Hello! My name is Manuel and I am a bachelor in applied mathematics. I was born in 28 July of 1998 in Campinas, which is a major city in the interior of the state of São Paulo, Brazil. I am son to Guillermo Giménez de Castro and Marcela Claudia Marciani. I also have a older brother, Santiago Giménez de Castro. My family is all from Buenos Aires, Argentina, and came to Brazil because my father got a grant for a post-doc in the University of Campinas, UNICAMP.

Later my father, which is an astrophysicist that studies the sun, got a position as a adjoint professor in the Mackenzie University and we then moved to the capital of the state, São Paulo.
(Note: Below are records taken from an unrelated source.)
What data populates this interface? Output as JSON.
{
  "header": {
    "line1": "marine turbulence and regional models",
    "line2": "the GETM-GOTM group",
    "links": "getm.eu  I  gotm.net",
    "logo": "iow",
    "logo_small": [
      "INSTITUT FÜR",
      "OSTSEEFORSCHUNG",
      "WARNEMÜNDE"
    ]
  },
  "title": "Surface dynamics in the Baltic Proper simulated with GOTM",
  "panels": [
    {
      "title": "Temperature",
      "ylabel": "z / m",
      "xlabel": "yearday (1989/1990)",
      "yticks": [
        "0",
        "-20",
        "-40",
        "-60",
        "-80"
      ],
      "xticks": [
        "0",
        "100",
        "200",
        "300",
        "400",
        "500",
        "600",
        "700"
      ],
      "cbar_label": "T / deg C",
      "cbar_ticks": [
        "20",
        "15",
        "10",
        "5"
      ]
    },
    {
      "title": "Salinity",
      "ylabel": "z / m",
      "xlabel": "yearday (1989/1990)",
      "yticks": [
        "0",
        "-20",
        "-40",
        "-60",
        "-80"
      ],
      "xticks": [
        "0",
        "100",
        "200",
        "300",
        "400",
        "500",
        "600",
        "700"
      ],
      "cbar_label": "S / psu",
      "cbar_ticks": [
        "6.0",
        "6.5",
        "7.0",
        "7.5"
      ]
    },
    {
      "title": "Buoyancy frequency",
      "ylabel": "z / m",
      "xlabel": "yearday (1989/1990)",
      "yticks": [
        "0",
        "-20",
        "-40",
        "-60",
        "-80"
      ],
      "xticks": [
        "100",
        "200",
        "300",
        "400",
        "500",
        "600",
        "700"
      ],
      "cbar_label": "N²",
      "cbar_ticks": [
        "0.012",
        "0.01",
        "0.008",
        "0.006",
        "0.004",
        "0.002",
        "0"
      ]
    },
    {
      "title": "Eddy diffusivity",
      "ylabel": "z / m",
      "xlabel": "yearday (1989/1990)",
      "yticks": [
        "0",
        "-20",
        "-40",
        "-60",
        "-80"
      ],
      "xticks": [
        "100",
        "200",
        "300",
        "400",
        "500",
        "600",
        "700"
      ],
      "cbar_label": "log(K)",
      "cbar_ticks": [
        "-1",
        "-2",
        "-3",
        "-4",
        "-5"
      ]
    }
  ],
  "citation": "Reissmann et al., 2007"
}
Mackenzie, which also has a school, offered grants for the children of professors of the university thus I studied from kindergarden to highschool, 2002-2015, in the Mackenzie Presbiterian School.

Because of my father, I had close contact with computers, especially Linux/GNU, and science in general. As I grew I became more and more interested in learning computing and how to apply this resources to solve problems.

My brother, right, my father, left top, and me, left bottom in the Pierre Kaufmann Radio Observatory in Itapetinga, São Paulo, Brazil.

That led me to enroll first to a Computer Science in the Mackenzie University, but during the single year, 2016, that I frequented Mackenzie I saw that course was more oriented to learning boring tools for consumer technology, all from web applications to java for business, rather than teaching math and physics. I then decided to apply for Physics and Applied Mathematics courses in the University of São Paulo, which would build a solid theoretical foundation to understand modern physics and applications, and I was approved in the latter.

During the undergraduate years I decided to contact my Numerical Methods professor, prof. Alexandre Roma, who accepted me to develop a scientific initiation that would turn into a final work in the area of Computer Fluid Dynamics.

I studied the deduction of the Navier-Stokes equations for an incompressible flow and a set of equations known as Immersed Boundary Method, that model a structure immersed in the fluid. I graduated in march of 2021 with a perfect score in that final work which had a panel composed by prof. Pedro Peixoto, prof. Antonio Castelo, and my advisor.